In der Kultur der europäischen Vergangenheit und in jener des Fernen Ostens finden diese Erzählungen Überreste unmittelbarer Schönheit, wo zwischen dem Alltäglichen und dem Ausnahmehaften keine feste Grenze existiert. Krasznahorkai idealisiert das heutige oder vergangene Europa, Russland oder Japan keineswegs, im Gegenteil, in jeder Erzählung gibt es leitmotivisch scharfe Kontrastierungen zwischen den Bemühungen um die Kunst und einer von ganz anderen Motivationen geleiteten Gesellschaft. Auch vermeidet er es, die Quelle des Bedürfnisses und der Faszination an Kunst eindeutig zu benennen. Wie die meisten anderen Erzählungen in diesem Buch ist auch diese von der Textsorte der sogenannten "Faction": sie geht auf eine konkrete Person zurück und beschreibt doch mehr, als es eine Biografie oder Dokumentation tun dürfte. Es geht um eine, platonisch gesprochen, Idee von ..., die verlorengegangen ist. Man kann sie heute nur mehr erschließen, man kann sie aus ihren Wirkungen - oder eben aus dem Fehlen ihrer Wirkungen - ableiten, ohne den Finger auf ihre Essenz legen zu können. Das Original ist verloren oder unklar, es ist unsicher, was das Original war oder ist - dies ist ein zentrales Thema des Buches.

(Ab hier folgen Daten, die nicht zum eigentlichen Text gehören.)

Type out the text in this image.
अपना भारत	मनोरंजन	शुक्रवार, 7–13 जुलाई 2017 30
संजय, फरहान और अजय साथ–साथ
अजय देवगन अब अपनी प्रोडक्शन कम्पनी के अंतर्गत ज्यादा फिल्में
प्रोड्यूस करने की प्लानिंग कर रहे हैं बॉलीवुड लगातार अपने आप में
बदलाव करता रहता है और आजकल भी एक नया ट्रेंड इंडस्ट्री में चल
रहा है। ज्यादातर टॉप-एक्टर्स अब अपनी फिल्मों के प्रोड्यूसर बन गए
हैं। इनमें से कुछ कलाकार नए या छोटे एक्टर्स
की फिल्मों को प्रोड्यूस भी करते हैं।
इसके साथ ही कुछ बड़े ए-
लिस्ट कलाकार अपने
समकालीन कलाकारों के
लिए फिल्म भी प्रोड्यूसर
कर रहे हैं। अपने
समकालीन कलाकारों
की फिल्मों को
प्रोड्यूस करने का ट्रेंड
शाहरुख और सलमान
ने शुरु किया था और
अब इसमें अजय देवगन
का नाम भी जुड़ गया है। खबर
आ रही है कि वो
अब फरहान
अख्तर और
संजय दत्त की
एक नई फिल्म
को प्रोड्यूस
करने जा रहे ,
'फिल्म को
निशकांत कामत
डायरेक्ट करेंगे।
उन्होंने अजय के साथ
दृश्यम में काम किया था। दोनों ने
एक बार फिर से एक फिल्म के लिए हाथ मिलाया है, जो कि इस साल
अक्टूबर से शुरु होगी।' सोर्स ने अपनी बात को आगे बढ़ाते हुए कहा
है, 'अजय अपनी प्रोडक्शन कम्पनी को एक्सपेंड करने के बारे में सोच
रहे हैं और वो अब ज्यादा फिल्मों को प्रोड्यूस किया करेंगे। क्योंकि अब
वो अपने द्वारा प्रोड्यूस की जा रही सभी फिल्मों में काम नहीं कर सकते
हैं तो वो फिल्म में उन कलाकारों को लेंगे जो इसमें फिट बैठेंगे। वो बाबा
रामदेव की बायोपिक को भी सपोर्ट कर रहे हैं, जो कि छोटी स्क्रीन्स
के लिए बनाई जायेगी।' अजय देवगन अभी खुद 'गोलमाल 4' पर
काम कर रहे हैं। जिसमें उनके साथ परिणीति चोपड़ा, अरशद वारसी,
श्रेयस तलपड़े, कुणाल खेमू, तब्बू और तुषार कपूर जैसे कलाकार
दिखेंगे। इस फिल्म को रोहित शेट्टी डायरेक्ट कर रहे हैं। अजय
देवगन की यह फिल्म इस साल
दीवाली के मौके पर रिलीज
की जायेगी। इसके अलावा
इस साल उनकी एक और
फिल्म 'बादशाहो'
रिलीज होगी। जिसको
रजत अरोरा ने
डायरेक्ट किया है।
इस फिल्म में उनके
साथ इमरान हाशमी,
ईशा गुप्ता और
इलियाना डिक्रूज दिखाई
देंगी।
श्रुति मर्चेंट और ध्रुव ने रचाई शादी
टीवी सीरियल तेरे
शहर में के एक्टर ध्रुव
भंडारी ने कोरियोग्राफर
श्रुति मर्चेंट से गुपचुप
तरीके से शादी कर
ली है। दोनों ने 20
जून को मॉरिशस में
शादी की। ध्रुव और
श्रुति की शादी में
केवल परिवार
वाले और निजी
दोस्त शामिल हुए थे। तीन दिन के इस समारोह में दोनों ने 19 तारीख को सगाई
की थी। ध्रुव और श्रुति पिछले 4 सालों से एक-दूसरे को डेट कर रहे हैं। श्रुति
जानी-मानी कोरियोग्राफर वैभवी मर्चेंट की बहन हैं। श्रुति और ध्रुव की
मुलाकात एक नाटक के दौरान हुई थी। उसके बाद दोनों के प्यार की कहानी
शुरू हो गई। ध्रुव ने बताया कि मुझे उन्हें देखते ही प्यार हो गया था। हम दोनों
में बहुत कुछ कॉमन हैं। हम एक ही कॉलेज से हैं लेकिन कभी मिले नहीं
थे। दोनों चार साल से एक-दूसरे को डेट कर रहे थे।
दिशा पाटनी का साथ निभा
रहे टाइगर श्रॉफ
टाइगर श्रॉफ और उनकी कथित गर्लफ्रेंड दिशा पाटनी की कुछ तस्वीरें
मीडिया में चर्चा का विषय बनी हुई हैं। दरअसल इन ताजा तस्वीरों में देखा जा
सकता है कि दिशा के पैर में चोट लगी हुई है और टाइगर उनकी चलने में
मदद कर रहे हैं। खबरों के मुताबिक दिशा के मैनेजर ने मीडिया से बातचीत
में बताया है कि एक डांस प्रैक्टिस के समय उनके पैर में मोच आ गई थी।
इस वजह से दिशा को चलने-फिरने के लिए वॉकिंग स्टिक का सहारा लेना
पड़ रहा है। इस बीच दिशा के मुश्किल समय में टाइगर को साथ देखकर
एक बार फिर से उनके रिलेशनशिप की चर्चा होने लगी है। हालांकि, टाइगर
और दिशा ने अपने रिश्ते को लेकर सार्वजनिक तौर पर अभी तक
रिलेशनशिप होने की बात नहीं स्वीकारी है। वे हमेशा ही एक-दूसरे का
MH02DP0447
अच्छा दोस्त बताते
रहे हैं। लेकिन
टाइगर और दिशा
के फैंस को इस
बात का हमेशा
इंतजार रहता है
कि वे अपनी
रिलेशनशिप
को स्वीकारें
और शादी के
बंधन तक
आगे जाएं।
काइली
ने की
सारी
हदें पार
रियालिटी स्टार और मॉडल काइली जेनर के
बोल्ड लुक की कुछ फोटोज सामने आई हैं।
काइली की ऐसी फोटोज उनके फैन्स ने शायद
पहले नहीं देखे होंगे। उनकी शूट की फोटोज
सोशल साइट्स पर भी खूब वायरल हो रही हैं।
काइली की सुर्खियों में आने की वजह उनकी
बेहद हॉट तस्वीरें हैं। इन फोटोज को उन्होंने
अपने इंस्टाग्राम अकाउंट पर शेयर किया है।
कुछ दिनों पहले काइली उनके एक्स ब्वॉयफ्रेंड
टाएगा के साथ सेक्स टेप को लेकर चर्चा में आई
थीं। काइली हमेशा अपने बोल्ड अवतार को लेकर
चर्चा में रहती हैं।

Dennoch: Seiobo steigt hernieder und erscheint - oder verhüllt sich - in jeder der siebzehn Erzählungen in immer wieder anderer Gestalt, anderen Verläufen, anderen Auswirkungen. Im Falle eines Christusbilds in Venedig wird die Forschungslage ausführlich abgehandelt, doch ob das Gemälde wirklich vom berühmten Bellini ist oder von jemandem anderen, kann nur der Restaurator klären - und doch haben diese Erörterungen, deren Ergebnis die Absurdität der Suche nach einer Antwort ist, mit dem epiphanischen Erlebnis des Menschen, für den sich die Augen von Jesus für einen Moment auftun, was ihn innerlich endgültig ins Abseits verschieben wird, nichts zu tun.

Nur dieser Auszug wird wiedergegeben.